BGH, Beschl. v. 16.6.2021 – XII ZB 358/20

Die Beschwerdefrist gegen eine nicht dem erklärten Willen des Betroffenen entsprechende Unterbringungsgenehmigung wird nicht in Gang gesetzt, wenn der Beschluss dem Betroffenen lediglich durch Aufgabe zur Post bekanntgegeben wird. Eine Heilung der fehlerhaften Zustellung durch tatsächlichen Zugang ist in diesem Fall wegen fehlenden Zustellungswillens des Gerichts nicht möglich (Anschluss an Senatsbeschl. v. 19.2.2020 – XII ZB 291/19, FamRZ 2020, 770 und v. 24.10.2018 – XII ZB 188/18, FamRZ 2019, 477).

BGH, Beschl. v. 12.5.2021 – XII ZB 109/21

Zieht das Beschwerdegericht in einer Unterbringungssache für seine Entscheidung mit einem neuen oder ergänzenden Sachverständigengutachten eine neue Tatsachengrundlage heran, die nach der amtsgerichtlichen Anhörung datiert, so ist eine erneute Anhörung des Betroffenen geboten (im Anschluss an Senatsbeschl. v. 7.12.2016 – XII ZB 32/16, FamRZ 2017, 477).

BGH, Beschl. v. 12.5.2021 – XII ZB 505/20

Eine öffentlich-rechtliche Unterbringung nach Art. 5 Abs. 1 S. 1 BayPsychKHG setzt in verfassungskonformer Auslegung der Vorschrift voraus, dass die freie Willensbestimmung des Betroffenen aufgehoben ist.

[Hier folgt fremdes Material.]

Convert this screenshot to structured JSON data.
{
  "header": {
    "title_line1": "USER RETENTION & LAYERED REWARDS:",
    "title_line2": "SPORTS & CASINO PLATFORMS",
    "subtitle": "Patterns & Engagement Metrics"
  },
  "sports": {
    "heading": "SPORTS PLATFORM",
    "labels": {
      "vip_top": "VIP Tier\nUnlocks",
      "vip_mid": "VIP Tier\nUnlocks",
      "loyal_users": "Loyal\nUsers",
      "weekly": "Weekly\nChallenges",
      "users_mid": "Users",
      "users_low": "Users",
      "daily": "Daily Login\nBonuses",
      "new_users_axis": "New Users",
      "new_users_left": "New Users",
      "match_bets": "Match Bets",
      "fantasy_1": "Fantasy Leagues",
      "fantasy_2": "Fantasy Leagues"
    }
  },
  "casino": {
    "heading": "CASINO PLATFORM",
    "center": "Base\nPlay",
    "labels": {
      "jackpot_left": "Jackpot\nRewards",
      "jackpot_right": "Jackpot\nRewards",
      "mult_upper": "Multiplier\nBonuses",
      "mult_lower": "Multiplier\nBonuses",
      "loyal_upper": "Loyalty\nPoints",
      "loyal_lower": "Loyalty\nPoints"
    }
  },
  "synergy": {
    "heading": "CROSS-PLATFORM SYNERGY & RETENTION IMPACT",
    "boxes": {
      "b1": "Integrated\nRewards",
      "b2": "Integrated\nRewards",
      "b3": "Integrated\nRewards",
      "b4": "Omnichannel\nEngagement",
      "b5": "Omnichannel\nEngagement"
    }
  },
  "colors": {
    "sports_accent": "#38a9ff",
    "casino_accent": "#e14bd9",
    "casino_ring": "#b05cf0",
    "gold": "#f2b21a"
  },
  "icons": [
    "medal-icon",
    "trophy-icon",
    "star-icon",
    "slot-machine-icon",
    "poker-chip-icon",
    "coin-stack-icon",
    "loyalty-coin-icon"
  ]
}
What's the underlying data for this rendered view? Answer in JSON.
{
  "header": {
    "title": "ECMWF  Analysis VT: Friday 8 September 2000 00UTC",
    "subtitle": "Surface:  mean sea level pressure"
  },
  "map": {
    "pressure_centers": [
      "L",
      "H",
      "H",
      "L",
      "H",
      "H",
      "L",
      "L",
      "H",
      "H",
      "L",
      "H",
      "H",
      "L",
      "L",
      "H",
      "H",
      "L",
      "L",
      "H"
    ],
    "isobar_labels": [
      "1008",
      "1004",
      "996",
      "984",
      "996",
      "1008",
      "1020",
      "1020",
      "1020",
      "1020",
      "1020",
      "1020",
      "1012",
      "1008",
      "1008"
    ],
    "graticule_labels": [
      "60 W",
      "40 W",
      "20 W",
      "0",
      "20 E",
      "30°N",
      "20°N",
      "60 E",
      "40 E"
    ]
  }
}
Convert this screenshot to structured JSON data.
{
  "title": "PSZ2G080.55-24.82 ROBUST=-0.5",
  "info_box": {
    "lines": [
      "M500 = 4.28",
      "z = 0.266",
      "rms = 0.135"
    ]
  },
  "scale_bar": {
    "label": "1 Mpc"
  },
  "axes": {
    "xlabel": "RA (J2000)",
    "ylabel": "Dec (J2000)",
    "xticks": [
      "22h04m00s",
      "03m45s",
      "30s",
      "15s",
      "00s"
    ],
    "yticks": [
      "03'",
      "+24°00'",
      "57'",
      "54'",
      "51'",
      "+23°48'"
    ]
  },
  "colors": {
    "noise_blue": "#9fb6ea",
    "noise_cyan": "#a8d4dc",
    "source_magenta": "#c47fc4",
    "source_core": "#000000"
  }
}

BGH, Beschl. v. 16.6.2021 – XII ZB 554/20

a) Ein in § 303 Abs. 2 Nr. 1 FamFG genannter naher Angehöriger des Betroffenen kann – sofern er in erster Instanz am Verfahren beteiligt war – gegen einen in der Beschwerdeinstanz abgeänderten Betreuungsbeschluss im Interesse des Betroffenen eine Rechtsbeschwerde im eigenen Namen führen, ohne dass er eine Erstbeschwerde eingelegt hatte und durch die Beschwerdeentscheidung formell beschwert ist (im Anschl. an Senatsbeschl. v. 14.10.2020 – XII ZB 91/20, FamRZ 2021, 228).

b) Zur Erforderlichkeit einer Betreuung bei Vorliegen einer Vorsorgevollmacht.

BVerfG, Beschl. des Zweiten Senats v. 8.6.2021 – 2 BvR 1866/17 – 2 BvR 1314/18

1. Staatliche Schutzpflichten aus Art. 2 Abs. 2 S. 1 und 2 GG gegenüber einer untergebrachten Person können eine Zwangsbehandlung nicht rechtfertigen, wenn diese die in Rede stehende Behandlung im Zustand der Einsichtsfähigkeit durch eine Patientenverfügung wirksam ausgeschlossen hat.

2. Der Vorrang individueller Selbstbestimmung auf der Grundlage des allgemeinen Persönlichkeitsrechts setzt voraus, dass der Betroffene seine Entscheidung mit freiem Willen und im Bewusstsein über ihre Reichweite getroffen hat. Seine Erklärung ist daraufhin auszulegen, ob sie hinreichend bestimmt und die konkrete Behandlungs- und Lebenssituation von ihrer Reichweite umfasst ist.

3. Die staatliche Pflicht zum Schutz der Grundrechte anderer Personen, die mit dem Betroffenen in der Einrichtung des Maßregelvollzugs in Kontakt treten, bleibt unberührt. Die autonome Willensentscheidung des Patienten kann nur so weit reichen, wie seine eigenen Rechte betroffen sind. Über Rechte anderer Personen kann er nicht disponieren.

3. Sieht der Gesetzgeber die Maßnahme einer Zwangsbehandlung derjenigen Person vor, von der die Gefährdung anderer ausgeht, so ist er dabei an den Grundsatz strikter Verhältnismäßigkeit gebunden. Strenge materielle und verfahrensrechtliche Anforderungen müssen sicherstellen, dass die betroffenen Freiheitsrechte nicht mehr als unabdingbar beeinträchtigt werden.